Consider a surface with height $z(x,y) = 10 - x^2 - 2 y^2$. Find the path of steepest ascent starting at $(2, 1, 4)$. Express your answer as a curve in the $xy$ plane.
Solution
To find the path of steepest ascent, we need information on the direction of steepest ascent at any point.
The path of steepest ascent is the curve in $xy$ which is always tangent to the direction of steepest ascent of $z$.
For the curve $y(x)$ to be tangent to $\nabla z$, its slope must equal the rise-over-run of the 2d gradient vector: $$\frac{dy}{dx} = \frac{-4 y}{-2 x}.$$
Simplifying, the curve in $xy$ must solve $$\frac{dy}{dx}= 2 \frac{y}{x}.$$
This is an ordinary differential equation, which we can solve by separating the $x$'s and $y$'s and integrating.

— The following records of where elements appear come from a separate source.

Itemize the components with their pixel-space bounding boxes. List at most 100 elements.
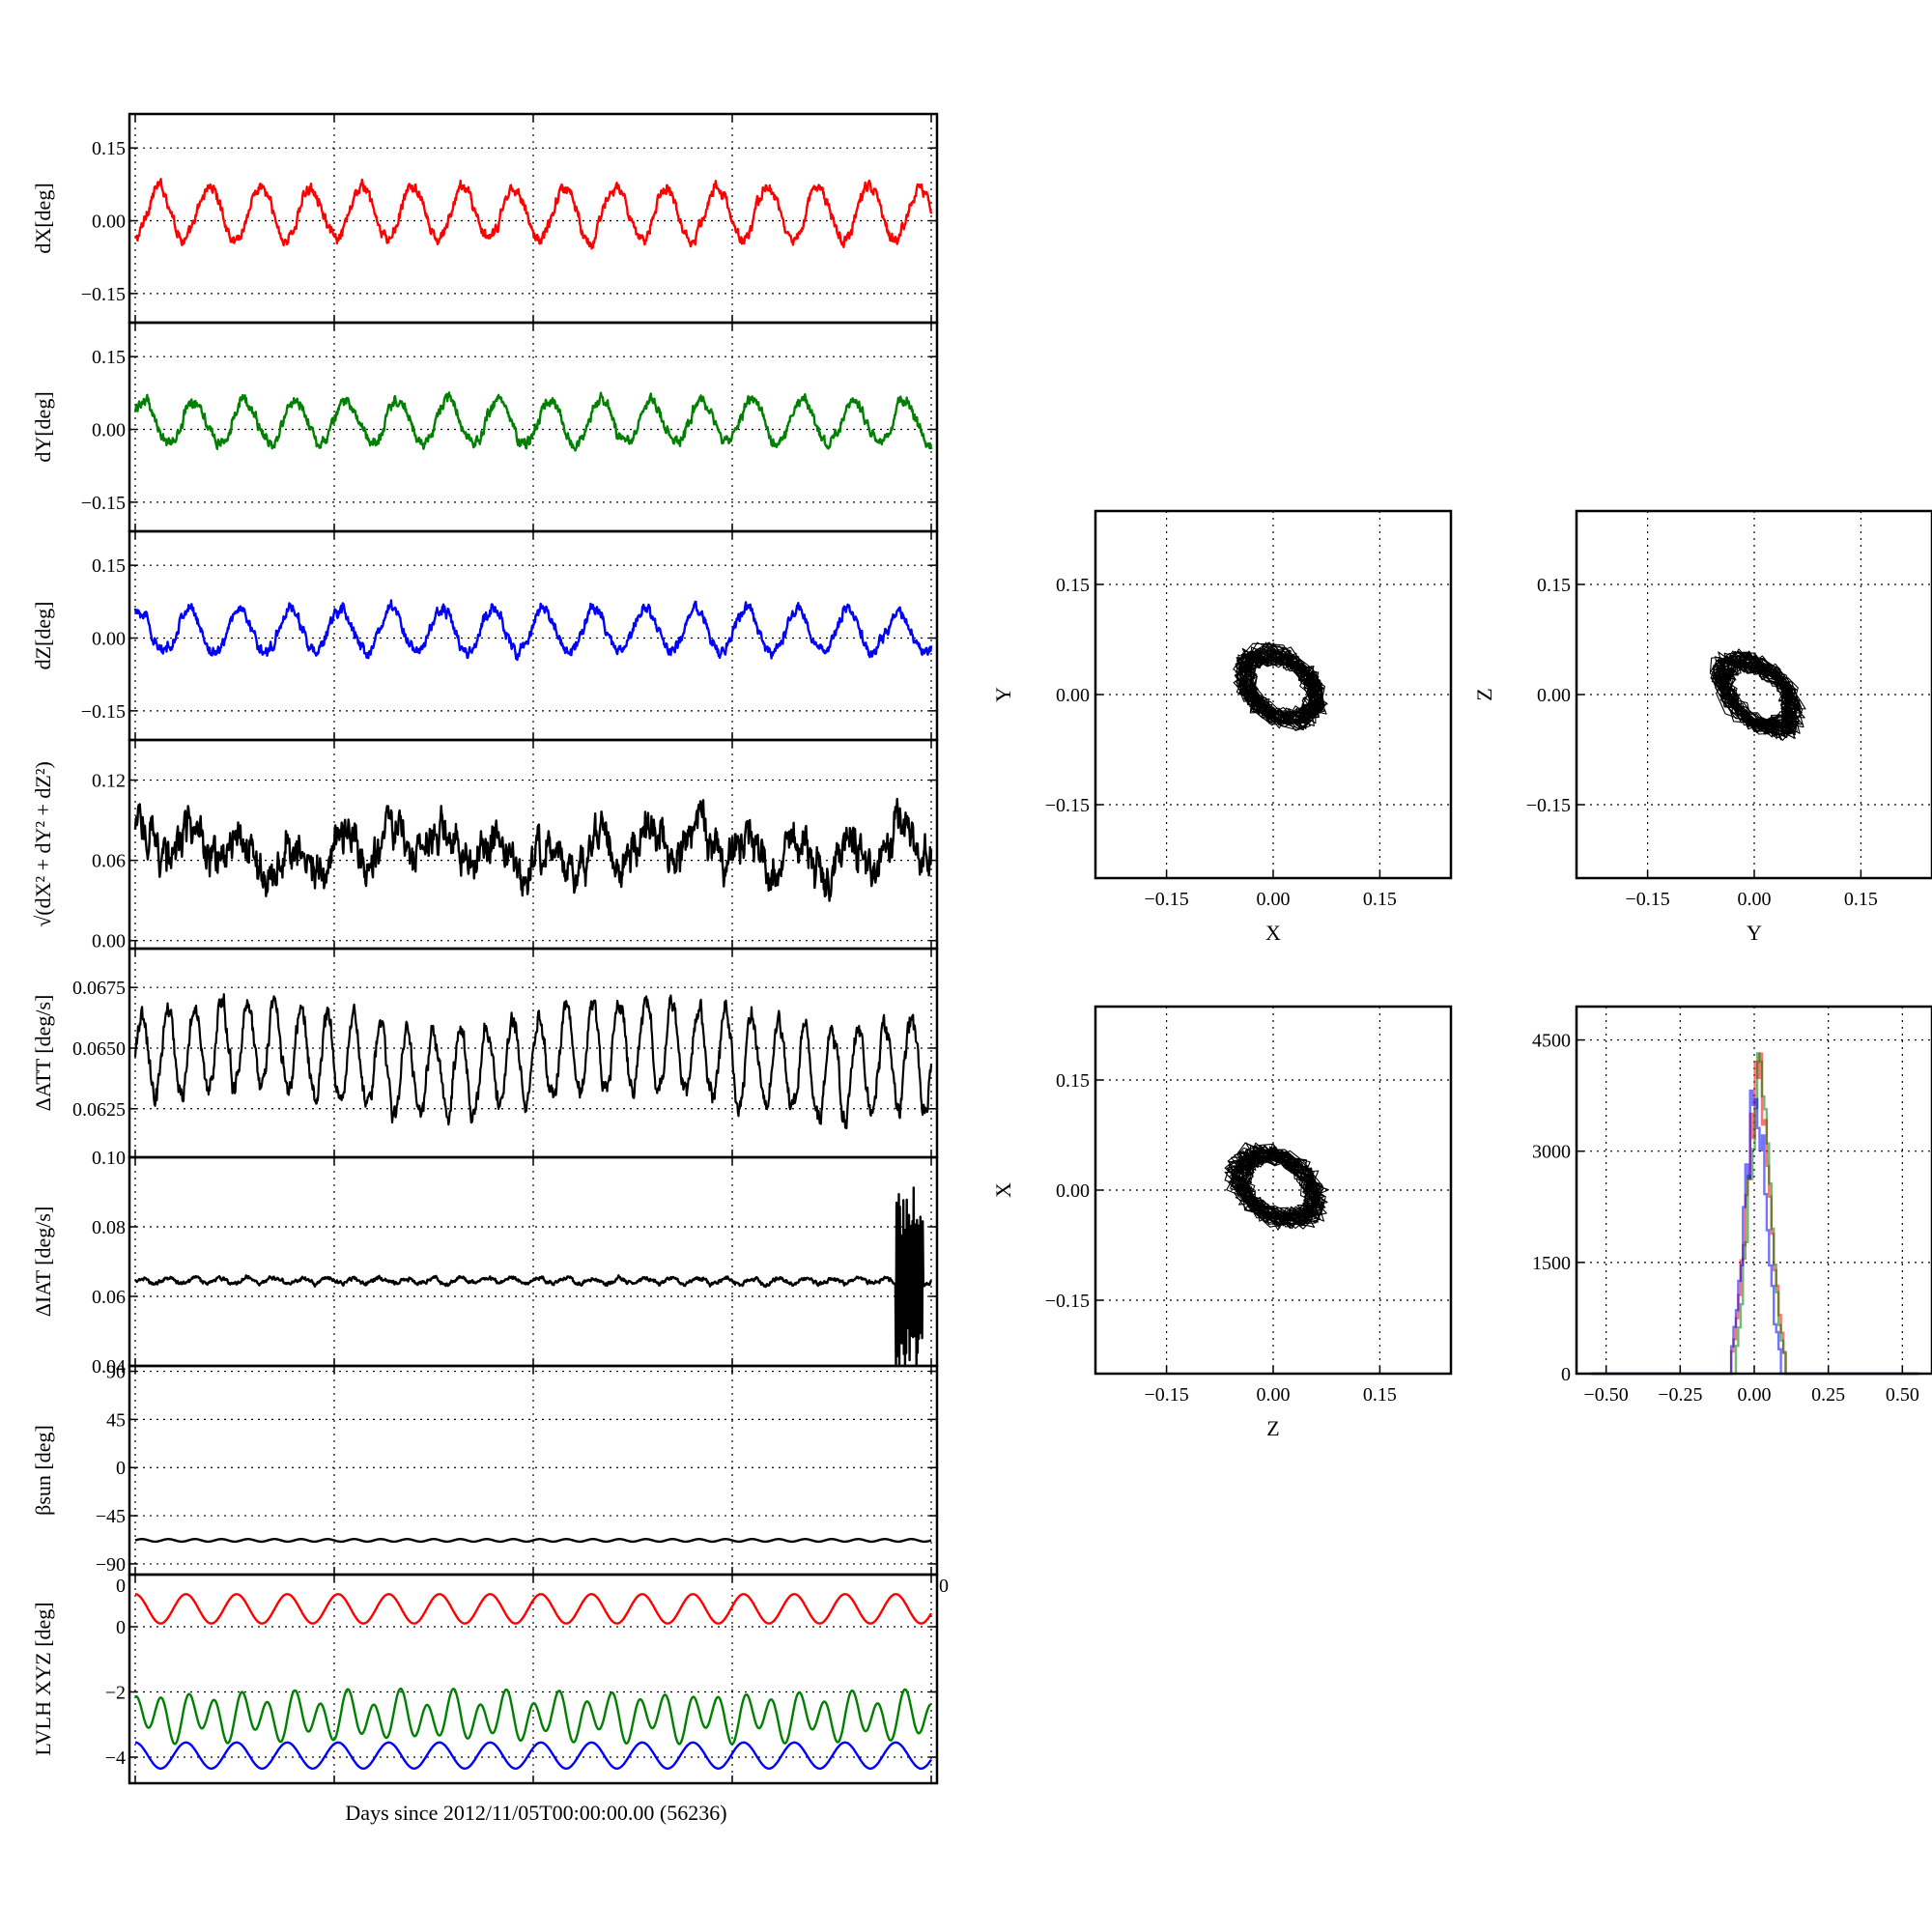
trajectory-yz bbox=[1709, 648, 1806, 741]
y-tick-label: −90 bbox=[96, 1554, 126, 1576]
series-line-diat bbox=[134, 1186, 933, 1368]
y-tick-label: 0.00 bbox=[1056, 1180, 1090, 1202]
x-tick-label: 0.25 bbox=[1811, 1384, 1845, 1406]
panel-xy: −0.15 0.15 0.00 0.00 0.15 −0.15 X Y bbox=[991, 509, 1453, 945]
x-tick-label: −0.50 bbox=[1584, 1384, 1629, 1406]
y-axis-label: X bbox=[991, 1182, 1015, 1198]
y-tick-label: 0 bbox=[116, 1617, 126, 1638]
y-tick-label: 1500 bbox=[1532, 1253, 1571, 1274]
series-line-dx bbox=[134, 178, 933, 250]
x-tick-label: 0.15 bbox=[1363, 889, 1397, 910]
series-line-lvlh bbox=[134, 1741, 932, 1770]
y-tick-label: 0.15 bbox=[92, 347, 126, 368]
y-tick-label: 90 bbox=[106, 1362, 126, 1383]
x-tick-label: 0.15 bbox=[1363, 1384, 1397, 1406]
y-tick-label: 0.12 bbox=[92, 771, 126, 792]
scatter-panels: −0.15 0.15 0.00 0.00 0.15 −0.15 X Y −0.15 0.15 0.0… bbox=[991, 509, 1932, 1440]
y-tick-label: 0.15 bbox=[1537, 575, 1571, 596]
y-tick-label: 0.0650 bbox=[72, 1038, 126, 1060]
y-tick-label: 0.06 bbox=[92, 851, 126, 872]
figure-xlabel: Days since 2012/11/05T00:00:00.00 (56236… bbox=[345, 1801, 726, 1825]
y-tick-label: −0.15 bbox=[1045, 1291, 1090, 1312]
series-line-lvlh bbox=[134, 1593, 933, 1625]
panel-yz: −0.15 0.15 0.00 0.00 0.15 −0.15 Y Z bbox=[1472, 509, 1932, 945]
y-axis-label: √(dX² + dY² + dZ²) bbox=[31, 761, 55, 927]
series-line-beta bbox=[134, 1538, 932, 1544]
y-tick-label: 0.15 bbox=[1056, 575, 1090, 596]
panel-lvlh: 0 −2 −4 0 0 LVLH XYZ [deg] bbox=[31, 1573, 949, 1785]
panel-dy: 0.15 0.00 −0.15 dY[deg] bbox=[31, 321, 939, 533]
time-series-stack: 0.15 0.00 −0.15 dX[deg] 0.15 0.00 −0.15 dY[deg]… bbox=[31, 112, 949, 1785]
y-tick-label: 0.10 bbox=[92, 1148, 126, 1169]
y-tick-label: −0.15 bbox=[81, 493, 126, 514]
panel-dz: 0.15 0.00 −0.15 dZ[deg] bbox=[31, 529, 939, 742]
y-axis-label: dZ[deg] bbox=[31, 602, 55, 670]
x-tick-label: 0.50 bbox=[1886, 1384, 1919, 1406]
y-tick-label: 0.00 bbox=[1056, 685, 1090, 706]
y-tick-label: 0.15 bbox=[92, 555, 126, 577]
x-tick-label: −0.25 bbox=[1658, 1384, 1702, 1406]
x-axis-label: X bbox=[1265, 921, 1281, 945]
y-axis-label: βsun [deg] bbox=[31, 1425, 55, 1516]
y-tick-label: 0.08 bbox=[92, 1217, 126, 1238]
trajectory-xy bbox=[1233, 641, 1328, 731]
y-axis-label: ΔATT [deg/s] bbox=[31, 995, 55, 1112]
y-tick-label: 0.06 bbox=[92, 1287, 126, 1308]
y-tick-label: −0.15 bbox=[81, 284, 126, 305]
y-tick-label: −0.15 bbox=[81, 701, 126, 723]
x-tick-label: −0.15 bbox=[1144, 889, 1188, 910]
y-axis-label: Z bbox=[1472, 688, 1496, 700]
series-line-lvlh bbox=[134, 1688, 932, 1746]
y-tick-label: −2 bbox=[105, 1683, 126, 1704]
y-tick-label: 0.04 bbox=[92, 1356, 126, 1378]
y-tick-label: −0.15 bbox=[1045, 795, 1090, 816]
panel-zx: −0.15 0.15 0.00 0.00 0.15 −0.15 Z X bbox=[991, 1005, 1453, 1440]
y-tick-label: 0.0625 bbox=[72, 1099, 126, 1121]
x-tick-label: 0.00 bbox=[1738, 889, 1772, 910]
y-tick-label: 0.00 bbox=[1537, 685, 1571, 706]
series-line-mag bbox=[133, 797, 933, 902]
y-tick-label: 0 bbox=[116, 1458, 126, 1479]
panel-mag: 0.12 0.06 0.00 √(dX² + dY² + dZ²) bbox=[31, 738, 939, 952]
trajectory-zx bbox=[1224, 1142, 1329, 1231]
x-tick-label: −0.15 bbox=[1625, 889, 1669, 910]
x-tick-label: 0 bbox=[116, 1576, 126, 1597]
x-tick-label: −0.15 bbox=[1144, 1384, 1188, 1406]
panel-diat: 0.10 0.08 0.06 0.04 ΔIAT [deg/s] bbox=[31, 1148, 939, 1378]
panel-hist: −0.50 −0.25 0.00 0.25 0.50 4500 3000 1500 0 bbox=[1532, 1005, 1932, 1406]
y-tick-label: 0.00 bbox=[92, 420, 126, 441]
series-line-datt bbox=[133, 993, 933, 1130]
x-tick-label: 0.00 bbox=[1738, 1384, 1772, 1406]
y-tick-label: 3000 bbox=[1532, 1142, 1571, 1163]
x-tick-label: 0.15 bbox=[1844, 889, 1878, 910]
histogram-panel: −0.50 −0.25 0.00 0.25 0.50 4500 3000 1500 0 bbox=[1532, 1005, 1932, 1406]
panel-dx: 0.15 0.00 −0.15 dX[deg] bbox=[31, 112, 939, 325]
series-line-dz bbox=[133, 599, 933, 662]
y-axis-label: dX[deg] bbox=[31, 183, 55, 253]
y-tick-label: 0.00 bbox=[92, 212, 126, 233]
y-tick-label: 0.15 bbox=[92, 138, 126, 159]
x-tick-label: 0.00 bbox=[1257, 1384, 1291, 1406]
x-tick-label: 0.00 bbox=[1257, 889, 1291, 910]
y-tick-label: 0.0675 bbox=[72, 978, 126, 999]
x-axis-label: Z bbox=[1266, 1416, 1279, 1440]
y-tick-label: −0.15 bbox=[1526, 795, 1571, 816]
y-axis-label: dY[deg] bbox=[31, 391, 55, 462]
x-axis-label: Y bbox=[1747, 921, 1762, 945]
y-tick-label: 0.00 bbox=[92, 931, 126, 952]
y-tick-label: 4500 bbox=[1532, 1031, 1571, 1052]
y-axis-label: ΔIAT [deg/s] bbox=[31, 1207, 55, 1318]
y-tick-label: −4 bbox=[105, 1747, 126, 1769]
y-tick-label: 0.15 bbox=[1056, 1070, 1090, 1092]
y-axis-label: LVLH XYZ [deg] bbox=[31, 1602, 55, 1755]
y-tick-label: −45 bbox=[96, 1506, 126, 1527]
panel-datt: 0.0675 0.0650 0.0625 ΔATT [deg/s] bbox=[31, 947, 939, 1159]
panel-beta: 90 45 0 −45 −90 βsun [deg] bbox=[31, 1362, 939, 1577]
y-axis-label: Y bbox=[991, 687, 1015, 702]
y-tick-label: 45 bbox=[106, 1409, 126, 1431]
y-tick-label: 0 bbox=[1561, 1364, 1571, 1385]
x-tick-label: 0 bbox=[939, 1576, 949, 1597]
y-tick-label: 0.00 bbox=[92, 629, 126, 650]
series-line-dy bbox=[133, 391, 933, 452]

Moving the $y$'s to the left-hand side and the $x$'s to the right hand side, we get $$\frac{dy}{y} = 2 \frac{dx}{x}.$$
Integrating gives \begin{align}\log y &= 2 \log x + c_1.\end{align}
Taking the exponential of both sides, and replacing the $e^{c_1}$ by $c_2$, we get $$y = c_2 x^2.$$
Because $x=2, y=1$ is on the curve, $c_2 = \frac{1}{4}.$
The curve of steepest ascent is $$y = \frac{1}{4} x^2.$$